И она удаляется, чтобы там, наверху, вновь предаваться скорби о том, чего никогда не было.

Я оказываюсь на улице, окунаясь в размытую серую пелену дождливого дня. Влага, что с утра казалась просто висящей в воздухе, начинает обретать плоть — капли, пока еще несмелые, разрозненные, падают мне на лицо, но там впереди, где неясно виднеются постройки городской окраины, их очертания уже затягивает полоса дождя. Мне надо торопиться, если я не хочу жаться до самого вечера под каким-нибудь навесом, созерцая бесконечные водяные нити, что вот-вот свяжут воедино небо и землю. Найти Яна, поговорить с ним, немедленно — неважно, что скажет отец Альваро, если я не вернусь к положенному сроку. Я нашел Нарциссу, я почти отыскал Гермиону… почти… Но если Ян рисовал ее, значит, он должен знать, где прячется его кающаяся грешница. Он работает тщательно, в этом я и сам мог убедиться, делает массу набросков, выходит, она должна была позировать ему. Тогда и Герми тоже здесь, в Брюгге… Кто она? Вряд ли девушка из высокородного семейства — иначе кто позволил бы ей стать моделью для безвестного ученика?

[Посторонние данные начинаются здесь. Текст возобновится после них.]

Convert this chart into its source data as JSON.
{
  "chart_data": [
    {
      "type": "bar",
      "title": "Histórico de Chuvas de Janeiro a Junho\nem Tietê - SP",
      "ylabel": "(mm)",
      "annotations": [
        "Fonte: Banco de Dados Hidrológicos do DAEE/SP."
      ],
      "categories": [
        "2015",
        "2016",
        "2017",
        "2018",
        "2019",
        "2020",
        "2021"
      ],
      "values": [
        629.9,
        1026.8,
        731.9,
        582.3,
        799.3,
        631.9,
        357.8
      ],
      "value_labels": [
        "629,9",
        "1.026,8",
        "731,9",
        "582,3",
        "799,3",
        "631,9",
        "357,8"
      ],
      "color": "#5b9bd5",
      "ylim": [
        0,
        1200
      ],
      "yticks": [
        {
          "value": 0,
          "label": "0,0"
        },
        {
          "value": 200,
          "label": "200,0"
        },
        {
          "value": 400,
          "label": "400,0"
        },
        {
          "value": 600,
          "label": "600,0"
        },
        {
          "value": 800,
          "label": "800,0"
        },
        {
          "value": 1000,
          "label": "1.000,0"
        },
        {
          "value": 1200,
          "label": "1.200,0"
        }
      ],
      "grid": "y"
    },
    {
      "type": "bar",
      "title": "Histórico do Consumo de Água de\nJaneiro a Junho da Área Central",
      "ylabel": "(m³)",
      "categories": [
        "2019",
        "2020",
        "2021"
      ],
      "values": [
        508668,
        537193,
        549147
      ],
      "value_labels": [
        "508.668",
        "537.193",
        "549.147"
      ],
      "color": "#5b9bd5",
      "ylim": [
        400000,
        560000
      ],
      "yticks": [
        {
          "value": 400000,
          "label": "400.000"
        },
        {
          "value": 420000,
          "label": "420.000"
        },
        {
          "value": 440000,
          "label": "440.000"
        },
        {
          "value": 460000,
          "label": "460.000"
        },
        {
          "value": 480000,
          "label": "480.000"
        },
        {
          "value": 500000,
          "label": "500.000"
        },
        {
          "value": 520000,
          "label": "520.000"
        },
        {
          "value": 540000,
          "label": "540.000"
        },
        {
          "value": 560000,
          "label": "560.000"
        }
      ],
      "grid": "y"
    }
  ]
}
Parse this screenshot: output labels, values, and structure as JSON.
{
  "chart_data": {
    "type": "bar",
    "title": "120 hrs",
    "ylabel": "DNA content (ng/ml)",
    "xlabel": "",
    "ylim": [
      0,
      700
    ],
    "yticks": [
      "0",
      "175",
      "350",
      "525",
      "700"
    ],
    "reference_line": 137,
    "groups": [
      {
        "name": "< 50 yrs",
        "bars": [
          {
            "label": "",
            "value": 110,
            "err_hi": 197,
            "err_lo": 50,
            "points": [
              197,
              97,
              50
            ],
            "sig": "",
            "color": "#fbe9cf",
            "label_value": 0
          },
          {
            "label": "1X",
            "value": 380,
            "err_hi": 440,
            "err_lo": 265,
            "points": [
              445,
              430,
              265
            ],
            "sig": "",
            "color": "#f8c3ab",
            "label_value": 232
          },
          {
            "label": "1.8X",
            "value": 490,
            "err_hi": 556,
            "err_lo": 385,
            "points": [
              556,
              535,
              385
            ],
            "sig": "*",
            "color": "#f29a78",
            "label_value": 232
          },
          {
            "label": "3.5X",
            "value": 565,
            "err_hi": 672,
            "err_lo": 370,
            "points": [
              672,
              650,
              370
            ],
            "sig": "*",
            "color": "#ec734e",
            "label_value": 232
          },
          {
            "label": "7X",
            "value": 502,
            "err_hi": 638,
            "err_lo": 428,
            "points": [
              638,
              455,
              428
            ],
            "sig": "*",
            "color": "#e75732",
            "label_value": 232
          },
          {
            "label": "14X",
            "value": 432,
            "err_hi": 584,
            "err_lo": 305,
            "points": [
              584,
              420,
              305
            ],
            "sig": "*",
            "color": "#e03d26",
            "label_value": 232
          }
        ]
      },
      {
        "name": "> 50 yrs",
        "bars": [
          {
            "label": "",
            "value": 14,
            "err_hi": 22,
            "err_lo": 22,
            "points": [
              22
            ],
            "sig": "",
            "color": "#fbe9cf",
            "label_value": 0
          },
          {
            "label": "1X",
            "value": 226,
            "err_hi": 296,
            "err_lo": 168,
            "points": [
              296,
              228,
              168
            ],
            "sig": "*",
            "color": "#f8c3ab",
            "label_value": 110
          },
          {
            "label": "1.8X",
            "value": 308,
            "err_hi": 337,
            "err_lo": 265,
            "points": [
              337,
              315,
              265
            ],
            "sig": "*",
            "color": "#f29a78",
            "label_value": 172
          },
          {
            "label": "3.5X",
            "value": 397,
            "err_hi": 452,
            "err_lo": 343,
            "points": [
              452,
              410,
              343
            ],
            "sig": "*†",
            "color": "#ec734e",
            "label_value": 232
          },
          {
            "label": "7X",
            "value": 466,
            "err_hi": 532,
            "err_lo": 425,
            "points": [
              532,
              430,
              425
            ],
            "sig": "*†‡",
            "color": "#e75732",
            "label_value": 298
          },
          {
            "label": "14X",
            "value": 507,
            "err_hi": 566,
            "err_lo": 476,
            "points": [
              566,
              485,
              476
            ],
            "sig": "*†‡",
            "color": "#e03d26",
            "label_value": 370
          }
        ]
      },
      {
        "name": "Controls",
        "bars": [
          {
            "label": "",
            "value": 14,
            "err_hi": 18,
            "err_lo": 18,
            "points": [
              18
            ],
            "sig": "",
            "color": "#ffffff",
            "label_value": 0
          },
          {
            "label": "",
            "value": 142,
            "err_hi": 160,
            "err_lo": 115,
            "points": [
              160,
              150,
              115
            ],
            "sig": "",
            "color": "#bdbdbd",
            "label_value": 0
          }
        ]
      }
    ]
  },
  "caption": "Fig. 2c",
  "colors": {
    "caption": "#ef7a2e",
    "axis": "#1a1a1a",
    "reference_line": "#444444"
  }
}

Все, вроде я не ошибся домом — нищий не забывает, где его когда-то накормили — стучу, не получаю ответа, нет, кажется, шаги в глубине, все ближе, раздраженный голос хозяина за дверью… Интересно, мастер ван Аренс всегда не в духе?

— Что…

Художник смотрит на меня неприязненно, конечно, у него должна быть хорошая память на лица, он не может ни с кем меня перепутать. А в то же время теперь я вряд ли похож на оборванца, которому надменный мастер некогда запретил приближаться к своему порогу.

— Я могу видеть Яна, господин ван Аренс?

— Что тебе за нужда в Яне?

Мастер по-прежнему груб, хотя все еще недоумевает, что же такое могло приключиться с рыночным побирушкой с того момента, как он видел меня в последний раз. Боюсь, мне придется воспользоваться именем, которое открывает все двери в этом городе.

— Я по поручению отца Альваро.

В его глазах мелькают страх и непонимание, словно, стоит упомянуть об отце инквизиторе, эти люди припоминают весь список своих грехов и находят его слишком длинным.

— Это из-за картины, которую купил у вас покойный купец Де Смет. Так я могу поговорить с Яном?

Ван Аренс больше не задает вопросов, молча пропуская меня на кухню, я слышу его тяжелые шаги по ступеням, скрип перил. Он зовет Яна, но слов не разобрать, мне кажется, что он подгоняет своего ученика, наверняка занятого сейчас в мастерской.

— Ты? — Драко Малфой оглядывает меня с нескрываемым удивлением. — Мастер сказал, ты от Верховного Инквизитора. Это правда?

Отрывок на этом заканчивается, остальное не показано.